A Kids’ Guide to Canada – Un guide du Canada is a national teacher-led initiative organized by elementary teachers from across the country, and sponsored by the Canadian Education Association, Esri Canada, Digital Human Library, ihub Niagara, and many other incredible organizations.
Beginning on January 1st, 2017, every elementary student in Canada from JK to Grade 8 is invited to mark the year of Canada’s 150th birthday by helping to write a new chapter in Canada’s story.
We’re asking students to collaborate and help create the first interactive and multilingual guide to Canada which has been produced by kids and for kids!
We’re challenging students in every corner of the country to investigate, honour, and introduce the land and people of their local home community to their 5 million peers who live across Canada’s vast physical and multicultural landscape – and to do so in their own native language wherever possible.
With a special focus on connecting students in marginalized, remote, minority language, and Indigenous communities, the project provides students with an exciting opportunity to use their choice of tools, old and new, to meet and start to truly get to know their multi-cultured peers, from sea to shining sea to shining sea.
Peer-to-peer connections, inquiry, and deeper learning are at this project’s heart and soul. In this historic 150th birthday collaboration, the youngest members of our Canadian, First Nation, Métis, and Inuit communities have a very real opportunity to contribute to a new culture of mutual understanding, empathy, and respect – where all children can grow up and celebrate being equally “Strong, Proud, and Free”.

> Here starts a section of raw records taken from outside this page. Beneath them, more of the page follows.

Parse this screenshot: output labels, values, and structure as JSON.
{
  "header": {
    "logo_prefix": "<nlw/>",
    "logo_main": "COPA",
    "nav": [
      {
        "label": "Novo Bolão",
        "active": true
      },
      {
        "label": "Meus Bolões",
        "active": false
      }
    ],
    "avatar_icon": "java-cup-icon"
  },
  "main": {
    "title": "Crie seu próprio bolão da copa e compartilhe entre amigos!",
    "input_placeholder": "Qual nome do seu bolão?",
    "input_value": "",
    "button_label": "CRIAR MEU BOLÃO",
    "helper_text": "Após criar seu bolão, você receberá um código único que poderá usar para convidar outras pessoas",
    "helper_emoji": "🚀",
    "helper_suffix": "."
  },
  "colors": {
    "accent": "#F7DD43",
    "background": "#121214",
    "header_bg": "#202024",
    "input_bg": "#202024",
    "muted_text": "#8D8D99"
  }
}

The “A Kids’ Guide to Canada” project aims to:
1. To provide an authentic and meaningful way for the children of Canada to mark the occasion of Canada’s 150th birthday – to use the occasion to provide all elementary school-aged children with an exciting reason to learn about, celebrate, and share their home communities with the children of Canada
2. To provide an authentic opportunity for all Canadian elementary students to use their voice to collaborate and publish a modern interactive guide to Canada’s varied communities which is made by children and for children, in both official languages, and every Indigenous language possible.
3. To connect elementary teachers and students of all cultural and socioeconomic backgrounds for the purpose of learning – with a special focus on valuing and connecting marginalized, minority language, Indigenous and non-Indigenous students with their peers across Canada. [see TRC Call to Action 85 ii ]

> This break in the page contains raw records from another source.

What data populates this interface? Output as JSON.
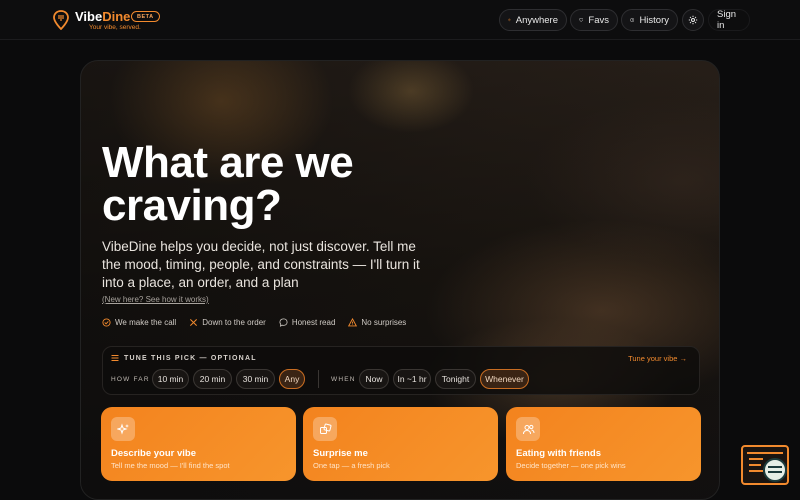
{
  "header": {
    "brand_main": "Vibe",
    "brand_accent": "Dine",
    "badge": "BETA",
    "tagline": "Your vibe, served.",
    "nav": [
      {
        "label": "Anywhere",
        "icon": "map-pin-icon"
      },
      {
        "label": "Favs",
        "icon": "heart-icon"
      },
      {
        "label": "History",
        "icon": "history-icon"
      }
    ],
    "settings_icon": "gear-icon",
    "signin": "Sign in"
  },
  "hero": {
    "title": "What are we craving?",
    "lead": "VibeDine helps you decide, not just discover. Tell me the mood, timing, people, and constraints — I'll turn it into a place, an order, and a plan",
    "how_link": "(New here? See how it works)",
    "features": [
      {
        "label": "We make the call",
        "icon": "check-circle-icon"
      },
      {
        "label": "Down to the order",
        "icon": "utensils-icon"
      },
      {
        "label": "Honest read",
        "icon": "chat-bubble-icon"
      },
      {
        "label": "No surprises",
        "icon": "warning-icon"
      }
    ]
  },
  "tune": {
    "title": "TUNE THIS PICK — OPTIONAL",
    "link": "Tune your vibe →",
    "how_far_label": "HOW FAR",
    "how_far_options": [
      "10 min",
      "20 min",
      "30 min",
      "Any"
    ],
    "how_far_selected": "Any",
    "when_label": "WHEN",
    "when_options": [
      "Now",
      "In ~1 hr",
      "Tonight",
      "Whenever"
    ],
    "when_selected": "Whenever"
  },
  "cards": [
    {
      "title": "Describe your vibe",
      "subtitle": "Tell me the mood — I'll find the spot",
      "icon": "sparkles-icon"
    },
    {
      "title": "Surprise me",
      "subtitle": "One tap — a fresh pick",
      "icon": "shuffle-icon"
    },
    {
      "title": "Eating with friends",
      "subtitle": "Decide together — one pick wins",
      "icon": "users-icon"
    }
  ],
  "colors": {
    "accent": "#f28a2e",
    "card": "#f3831e",
    "background": "#0b0b0c"
  }
}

4. To foster a culture of mutual understanding, empathy, respect, and collaboration amongst Canada’s youngest citizens – to help school children create personal relationships with their peers across Canada in order to help dismantle limiting and out-dated Canadian cultural stereotypes. [TRC Call to Action 63 iii ]
5. To support Canadian teachers learning to implement new pedagogies for connected learning, and new cultural skills needed for teaching effectively in a global classroom, especially as these relate to helping our students learn about, from, and with their diverse Inuit, First Nations, Metis, Francophone, Anglophone, and New Canadian peers.
Truth and Reconciliation Commission Calls to Action #63.3 …building student capacity for intercultural understanding, empathy, and mutual respect. #85.2 …continuing to develop media initiatives that inform and educate the Canadian public, and connect Aboriginal and non-Aboriginal Canadians.